Escutar - Prontoooo!
Tranca desbloqueia, passo pelo portão
Olho as plantas, abro a porta, subo as escadas
- Olá meu querido! Como andas?
- Estou bem, como estão as coisas?
- Entra, que bom que você veio.
O caminhar calmo, já andava com certa dificuldade, mas nunca parava.
Depois desse portão era tudo um retorno, uma acolhida, uma pausa no tempo.
Conversas trocadas, o café passado.
Eu sempre duro, não na queda, mas no jeito.
Ele sempre brincalhão e firme.
Virei um predicado nominal, depois do seu último verbo de ação.
Sempre estou.
Depois desse portão, tomei café, sorri, busquei abraço e bronca.

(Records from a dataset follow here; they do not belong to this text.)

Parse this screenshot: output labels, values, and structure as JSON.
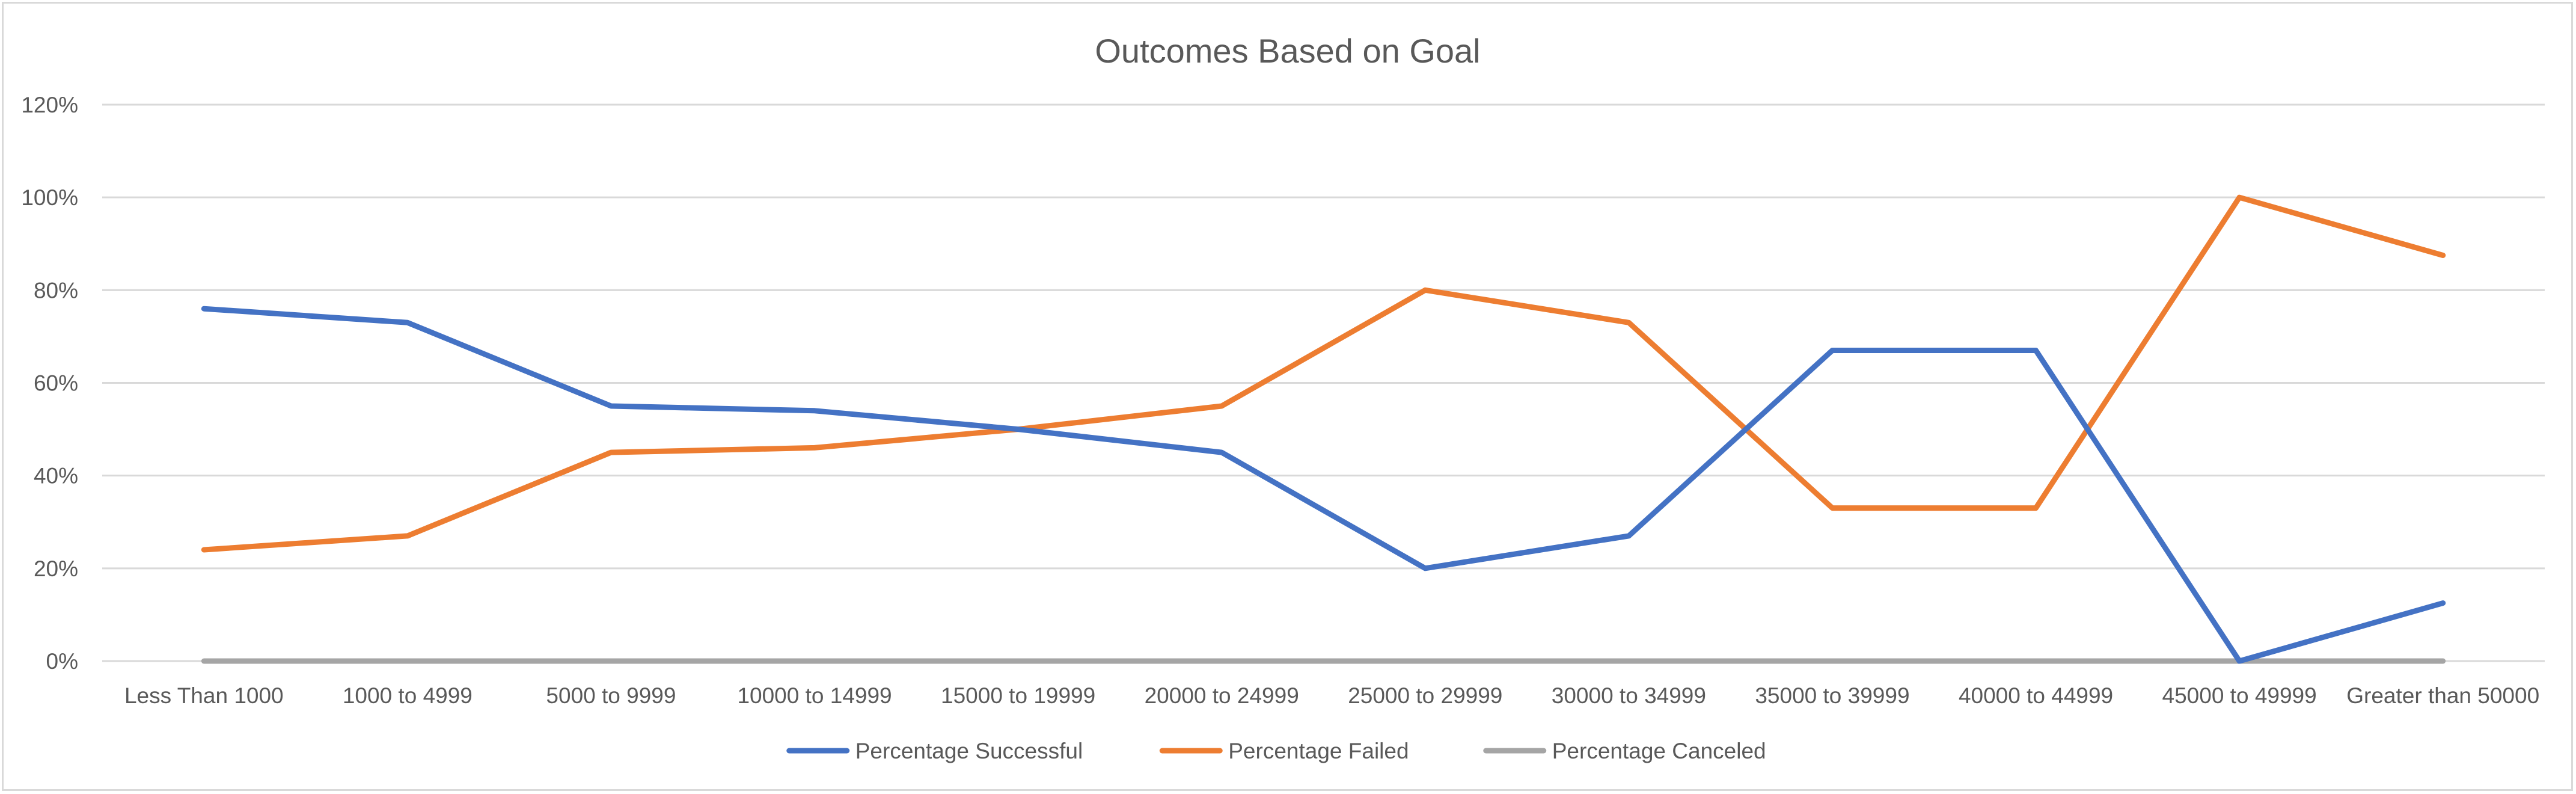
{
  "chart_data": {
    "type": "line",
    "title": "Outcomes Based on Goal",
    "xlabel": "",
    "ylabel": "",
    "categories": [
      "Less Than 1000",
      "1000 to 4999",
      "5000 to 9999",
      "10000 to 14999",
      "15000 to 19999",
      "20000 to 24999",
      "25000 to 29999",
      "30000 to 34999",
      "35000 to 39999",
      "40000 to 44999",
      "45000 to 49999",
      "Greater than 50000"
    ],
    "ylim": [
      0,
      1.2
    ],
    "yticks": [
      0,
      0.2,
      0.4,
      0.6,
      0.8,
      1.0,
      1.2
    ],
    "ytick_labels": [
      "0%",
      "20%",
      "40%",
      "60%",
      "80%",
      "100%",
      "120%"
    ],
    "grid": true,
    "legend_position": "bottom",
    "series": [
      {
        "name": "Percentage Successful",
        "color": "#4472c4",
        "values": [
          0.76,
          0.73,
          0.55,
          0.54,
          0.5,
          0.45,
          0.2,
          0.27,
          0.67,
          0.67,
          0.0,
          0.125
        ]
      },
      {
        "name": "Percentage Failed",
        "color": "#ed7d31",
        "values": [
          0.24,
          0.27,
          0.45,
          0.46,
          0.5,
          0.55,
          0.8,
          0.73,
          0.33,
          0.33,
          1.0,
          0.875
        ]
      },
      {
        "name": "Percentage Canceled",
        "color": "#a5a5a5",
        "values": [
          0,
          0,
          0,
          0,
          0,
          0,
          0,
          0,
          0,
          0,
          0,
          0
        ]
      }
    ]
  }
}
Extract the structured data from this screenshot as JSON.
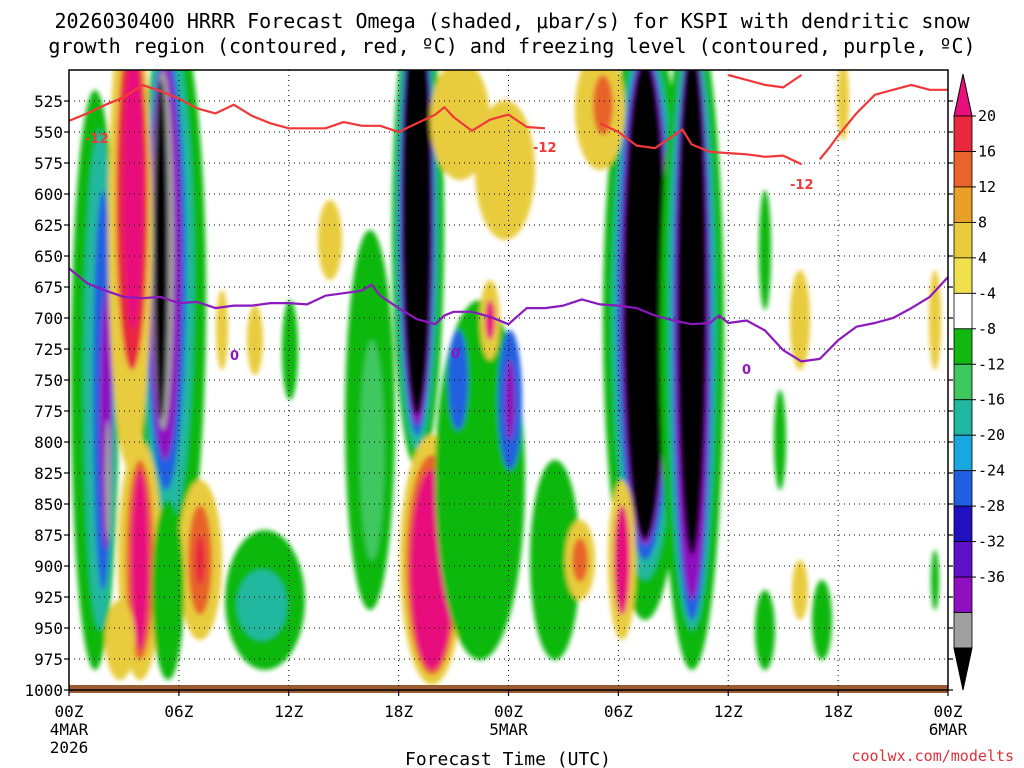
{
  "chart_data": {
    "type": "heatmap",
    "title_lines": [
      "2026030400 HRRR Forecast Omega (shaded, μbar/s) for KSPI with dendritic snow",
      "growth region (contoured, red, ºC) and freezing level (contoured, purple, ºC)"
    ],
    "xlabel": "Forecast Time (UTC)",
    "x_range_hours": [
      0,
      48
    ],
    "x_ticks": [
      {
        "hour": 0,
        "label": "00Z",
        "date1": "4MAR",
        "date2": "2026"
      },
      {
        "hour": 6,
        "label": "06Z"
      },
      {
        "hour": 12,
        "label": "12Z"
      },
      {
        "hour": 18,
        "label": "18Z"
      },
      {
        "hour": 24,
        "label": "00Z",
        "date1": "5MAR"
      },
      {
        "hour": 30,
        "label": "06Z"
      },
      {
        "hour": 36,
        "label": "12Z"
      },
      {
        "hour": 42,
        "label": "18Z"
      },
      {
        "hour": 48,
        "label": "00Z",
        "date1": "6MAR"
      }
    ],
    "y_range_hpa": [
      1000,
      500
    ],
    "y_ticks": [
      525,
      550,
      575,
      600,
      625,
      650,
      675,
      700,
      725,
      750,
      775,
      800,
      825,
      850,
      875,
      900,
      925,
      950,
      975,
      1000
    ],
    "colorbar": {
      "labels": [
        "20",
        "16",
        "12",
        "8",
        "4",
        "-4",
        "-8",
        "-12",
        "-16",
        "-20",
        "-24",
        "-28",
        "-32",
        "-36"
      ],
      "colors": [
        "#e8107c",
        "#e8283c",
        "#e8642c",
        "#e8a028",
        "#e8cc3c",
        "#f0e050",
        "#ffffff",
        "#10b810",
        "#40c860",
        "#20b8a0",
        "#18a8e0",
        "#2060e0",
        "#2010c0",
        "#6010c8",
        "#9010c0",
        "#a0a0a0",
        "#000000"
      ]
    },
    "contour_labels": {
      "dgz": "-12",
      "freezing": "0"
    },
    "series": [
      {
        "name": "dendritic growth region -12°C",
        "color": "#f03838",
        "segments": [
          [
            [
              0,
              541
            ],
            [
              1,
              535
            ],
            [
              2,
              528
            ],
            [
              3,
              522
            ],
            [
              4,
              512
            ],
            [
              5,
              517
            ],
            [
              6,
              523
            ],
            [
              7,
              531
            ],
            [
              8,
              535
            ],
            [
              9,
              528
            ],
            [
              10,
              537
            ],
            [
              11,
              543
            ],
            [
              12,
              547
            ],
            [
              13,
              547
            ],
            [
              14,
              547
            ],
            [
              15,
              542
            ],
            [
              16,
              545
            ],
            [
              17,
              545
            ],
            [
              18,
              550
            ],
            [
              19,
              543
            ],
            [
              20,
              536
            ],
            [
              20.5,
              530
            ],
            [
              21,
              538
            ],
            [
              22,
              549
            ],
            [
              23,
              540
            ],
            [
              24,
              536
            ],
            [
              25,
              546
            ],
            [
              26,
              547
            ]
          ],
          [
            [
              29,
              543
            ],
            [
              30,
              550
            ],
            [
              31,
              561
            ],
            [
              32,
              563
            ],
            [
              33,
              553
            ],
            [
              33.5,
              548
            ],
            [
              34,
              560
            ],
            [
              35,
              566
            ],
            [
              36,
              567
            ],
            [
              37,
              568
            ],
            [
              38,
              570
            ],
            [
              39,
              569
            ],
            [
              40,
              576
            ]
          ],
          [
            [
              41,
              572
            ],
            [
              41.5,
              563
            ],
            [
              42,
              553
            ],
            [
              43,
              535
            ],
            [
              44,
              520
            ],
            [
              45,
              516
            ],
            [
              46,
              512
            ],
            [
              47,
              516
            ],
            [
              48,
              516
            ]
          ],
          [
            [
              36,
              504
            ],
            [
              37,
              508
            ],
            [
              38,
              512
            ],
            [
              39,
              514
            ],
            [
              40,
              504
            ]
          ]
        ]
      },
      {
        "name": "freezing level 0°C",
        "color": "#8c18c0",
        "segments": [
          [
            [
              0,
              660
            ],
            [
              1,
              672
            ],
            [
              2,
              678
            ],
            [
              3,
              683
            ],
            [
              4,
              684
            ],
            [
              5,
              683
            ],
            [
              6,
              688
            ],
            [
              7,
              687
            ],
            [
              8,
              692
            ],
            [
              9,
              690
            ],
            [
              10,
              690
            ],
            [
              11,
              688
            ],
            [
              12,
              688
            ],
            [
              13,
              689
            ],
            [
              14,
              682
            ],
            [
              15,
              680
            ],
            [
              16,
              678
            ],
            [
              16.5,
              673
            ],
            [
              17,
              682
            ],
            [
              18,
              692
            ],
            [
              19,
              701
            ],
            [
              20,
              705
            ],
            [
              20.5,
              698
            ],
            [
              21,
              695
            ],
            [
              22,
              695
            ],
            [
              23,
              699
            ],
            [
              24,
              705
            ],
            [
              25,
              692
            ],
            [
              26,
              692
            ],
            [
              27,
              690
            ],
            [
              28,
              685
            ],
            [
              29,
              689
            ],
            [
              30,
              690
            ],
            [
              31,
              692
            ],
            [
              32,
              698
            ],
            [
              33,
              702
            ],
            [
              34,
              705
            ],
            [
              35,
              704
            ],
            [
              35.5,
              698
            ],
            [
              36,
              704
            ],
            [
              37,
              702
            ],
            [
              38,
              710
            ],
            [
              39,
              726
            ],
            [
              40,
              735
            ],
            [
              41,
              733
            ],
            [
              42,
              718
            ],
            [
              43,
              707
            ],
            [
              44,
              704
            ],
            [
              45,
              700
            ],
            [
              46,
              692
            ],
            [
              47,
              683
            ],
            [
              48,
              667
            ]
          ]
        ]
      }
    ]
  },
  "footer": {
    "credit": "coolwx.com/modelts"
  }
}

Carrego uma mochila com um mapa
Descobri que saudade vira tristeza
- Não cabe mais.
Não odeio mais café.
Recentemente entre um bolo de cenoura com calda de chocolate
Perguntaram se eu queria café, respondi que não tomava.
Lembrei de você na hora e sorri.
Comi o bolo.
No passar do barco do Valtari não encontrei mais tristeza
Ainda tenho saudade, pouco falo de você e muito lembro
Guardei comigo e pra mim as lembranças, reli nossos últimos e-mails.
Repito hoje sua despedida repetida. - Do neto que te quer bem e te ama. Seja lá aonde você estiver.